Wenn auch das öffentliche Eintreten der Kirche für die Juden ausblieb, so finanzierte sie doch immerhin ab Januar 1939 in München und Nürnberg zwei Hilfsstellen, die zahlreichen aus rassischen Gründen verfolgten Christen materiell und seelsorgerlich helfen und die Auswanderung aus Deutschland ermöglichen konnten.

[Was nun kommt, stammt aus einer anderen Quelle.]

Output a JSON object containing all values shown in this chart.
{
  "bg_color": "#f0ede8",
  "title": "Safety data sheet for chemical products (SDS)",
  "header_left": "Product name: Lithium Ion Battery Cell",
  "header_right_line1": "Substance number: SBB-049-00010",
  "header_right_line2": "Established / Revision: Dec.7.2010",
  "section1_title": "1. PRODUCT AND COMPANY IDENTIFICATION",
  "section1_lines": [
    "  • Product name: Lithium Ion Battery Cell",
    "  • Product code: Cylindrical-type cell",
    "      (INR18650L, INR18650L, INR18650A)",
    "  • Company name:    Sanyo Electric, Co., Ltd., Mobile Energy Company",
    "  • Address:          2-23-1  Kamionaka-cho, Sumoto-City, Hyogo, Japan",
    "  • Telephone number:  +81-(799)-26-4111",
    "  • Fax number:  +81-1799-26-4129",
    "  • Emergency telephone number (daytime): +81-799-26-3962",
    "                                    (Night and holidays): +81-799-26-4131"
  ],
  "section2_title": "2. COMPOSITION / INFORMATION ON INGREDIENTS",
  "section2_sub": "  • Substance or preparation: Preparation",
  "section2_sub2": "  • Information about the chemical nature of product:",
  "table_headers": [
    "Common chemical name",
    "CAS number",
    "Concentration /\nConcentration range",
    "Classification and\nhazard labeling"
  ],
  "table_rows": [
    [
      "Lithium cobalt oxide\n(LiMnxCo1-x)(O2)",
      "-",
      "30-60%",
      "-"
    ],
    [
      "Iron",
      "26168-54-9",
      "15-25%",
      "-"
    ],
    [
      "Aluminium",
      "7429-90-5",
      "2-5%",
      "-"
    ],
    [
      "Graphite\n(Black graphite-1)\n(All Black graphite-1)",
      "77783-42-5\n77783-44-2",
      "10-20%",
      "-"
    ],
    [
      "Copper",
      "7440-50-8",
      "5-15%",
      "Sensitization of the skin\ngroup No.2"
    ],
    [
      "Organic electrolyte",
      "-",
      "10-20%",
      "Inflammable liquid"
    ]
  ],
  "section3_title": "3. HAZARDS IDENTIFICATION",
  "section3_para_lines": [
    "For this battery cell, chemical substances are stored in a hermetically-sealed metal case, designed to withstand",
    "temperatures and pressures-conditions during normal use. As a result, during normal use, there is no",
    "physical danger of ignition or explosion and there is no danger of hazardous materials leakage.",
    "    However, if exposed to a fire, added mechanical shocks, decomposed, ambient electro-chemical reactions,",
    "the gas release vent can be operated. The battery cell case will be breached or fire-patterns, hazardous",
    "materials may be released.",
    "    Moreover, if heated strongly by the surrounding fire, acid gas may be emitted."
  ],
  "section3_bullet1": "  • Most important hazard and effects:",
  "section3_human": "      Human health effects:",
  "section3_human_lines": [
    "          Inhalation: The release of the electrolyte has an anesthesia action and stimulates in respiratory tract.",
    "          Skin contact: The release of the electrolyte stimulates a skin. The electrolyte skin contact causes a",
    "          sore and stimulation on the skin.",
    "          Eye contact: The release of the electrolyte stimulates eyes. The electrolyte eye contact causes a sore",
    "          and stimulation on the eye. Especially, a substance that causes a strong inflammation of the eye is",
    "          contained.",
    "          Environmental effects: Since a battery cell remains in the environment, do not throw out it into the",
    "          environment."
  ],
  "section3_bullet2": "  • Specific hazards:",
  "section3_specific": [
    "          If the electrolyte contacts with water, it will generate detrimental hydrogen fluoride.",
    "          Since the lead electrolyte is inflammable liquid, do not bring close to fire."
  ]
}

Das Gesamturteil über die Haltung der bayerischen Kirche im "Dritten Reich" kann nur ambivalent ausfallen. So sehr auf der einen Seite positiv hervorzuheben ist, dass sie die drohende "Gleichschaltung" abwehren, ihre institutionelle "Intaktheit" bewahren und ihre Verkündigung von deutschchristlicher Überfremdung freihalten konnte, so sehr muss aus heutiger Sicht kritisiert werden, dass sie angesichts der ethisch-moralischen Herausforderungen durch die Verbrechen des Nationalsozialismus weithin sprachlos geblieben ist.